En tant que citoyenne du Nord de l’Ontario, la première chose que j’ai remarquée c’est qu’une fois de plus le député de Sudbury, Rick Bartolucci, a changé de rôle. Celui qui était auparavant connu pour être le ministre du Développement du Nord et des Mines était jusqu’à mercredi le ministre de la Sécurité communautaire et des Services correctionnels.
Il est dorénavant le ministre des Affaires municipales et du Logement. Seul l’avenir nous permettra de juger de sa capacité à traiter avec les maires des différentes municipalités de l’Ontario.

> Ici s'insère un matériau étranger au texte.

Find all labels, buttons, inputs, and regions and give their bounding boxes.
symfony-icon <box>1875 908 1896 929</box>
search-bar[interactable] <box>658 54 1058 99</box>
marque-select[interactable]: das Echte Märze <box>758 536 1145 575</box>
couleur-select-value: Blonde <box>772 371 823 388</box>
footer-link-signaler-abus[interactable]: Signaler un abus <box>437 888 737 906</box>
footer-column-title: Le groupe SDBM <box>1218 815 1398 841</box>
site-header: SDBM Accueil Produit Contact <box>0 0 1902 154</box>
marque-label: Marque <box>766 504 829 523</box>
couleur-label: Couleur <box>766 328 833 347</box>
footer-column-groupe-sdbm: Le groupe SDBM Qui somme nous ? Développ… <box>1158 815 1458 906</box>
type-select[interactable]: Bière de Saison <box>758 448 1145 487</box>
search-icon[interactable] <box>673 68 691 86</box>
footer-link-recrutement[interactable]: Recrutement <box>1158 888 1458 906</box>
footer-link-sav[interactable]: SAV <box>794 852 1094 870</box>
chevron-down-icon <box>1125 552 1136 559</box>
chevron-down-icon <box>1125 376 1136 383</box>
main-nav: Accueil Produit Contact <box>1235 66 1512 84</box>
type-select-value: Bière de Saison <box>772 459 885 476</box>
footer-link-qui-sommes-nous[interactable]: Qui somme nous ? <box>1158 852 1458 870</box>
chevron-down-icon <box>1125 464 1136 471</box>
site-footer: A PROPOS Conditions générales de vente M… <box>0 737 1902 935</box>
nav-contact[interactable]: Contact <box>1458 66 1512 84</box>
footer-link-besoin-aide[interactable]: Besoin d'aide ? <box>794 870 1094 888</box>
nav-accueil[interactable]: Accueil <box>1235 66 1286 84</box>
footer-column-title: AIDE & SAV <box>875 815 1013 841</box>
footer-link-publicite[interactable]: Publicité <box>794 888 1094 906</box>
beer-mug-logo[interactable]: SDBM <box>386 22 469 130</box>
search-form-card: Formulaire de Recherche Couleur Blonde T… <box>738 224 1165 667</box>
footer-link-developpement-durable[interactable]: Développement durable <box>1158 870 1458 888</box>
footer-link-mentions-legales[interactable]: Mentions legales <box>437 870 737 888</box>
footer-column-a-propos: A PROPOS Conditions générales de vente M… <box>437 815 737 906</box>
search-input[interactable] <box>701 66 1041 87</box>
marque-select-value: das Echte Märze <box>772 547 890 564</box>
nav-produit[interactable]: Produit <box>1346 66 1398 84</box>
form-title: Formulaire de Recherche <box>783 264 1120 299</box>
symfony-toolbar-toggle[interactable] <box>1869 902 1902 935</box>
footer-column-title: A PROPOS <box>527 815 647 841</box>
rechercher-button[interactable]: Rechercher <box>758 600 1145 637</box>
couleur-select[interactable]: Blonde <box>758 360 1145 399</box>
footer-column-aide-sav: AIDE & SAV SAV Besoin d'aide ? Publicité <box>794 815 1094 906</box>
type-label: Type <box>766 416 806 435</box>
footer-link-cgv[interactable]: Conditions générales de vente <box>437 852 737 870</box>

En m’attardant un peu plus sur les nouveaux ministres de certains ministères. J’ai donc constaté sans surprise que l’ancien ministre de l’Environnement, John Gerretsen, a perdu son ministère à la suite du fiasco concernant l’entrée en vigueur des éco-droits qui avait par la suite forcé le gouvernement de l’Ontario à renverser cette décision. Ce sujet a d’ailleurs fait l’objet d’un blogue le 21 juillet dernier.
Toutefois, si le remplacement de M. Gerretsen à la tête du ministère de l’Environnement par John Wilkinson est logique, le sort que M. McGuinty a réservé à l’ex-ministre de l’Environnement surprend. En fait, M. Gerretsen est désormais le ministre des Services aux consommateurs.
Soulignons que c’est le manque de consultation auprès des consommateurs avant d’imposer les éco-droits qui a semé la controverse dans ce dossier. Je m’explique mal comment un ministre qui n’a clairement pas le service aux consommateurs en très haute estime se trouve à gérer un tel ministère. Enfin, il ne reste plus qu’à espérer que cette nouvelle assignation permettra à M. Gerretsen de comprendre la signification des mots «services aux consommateurs».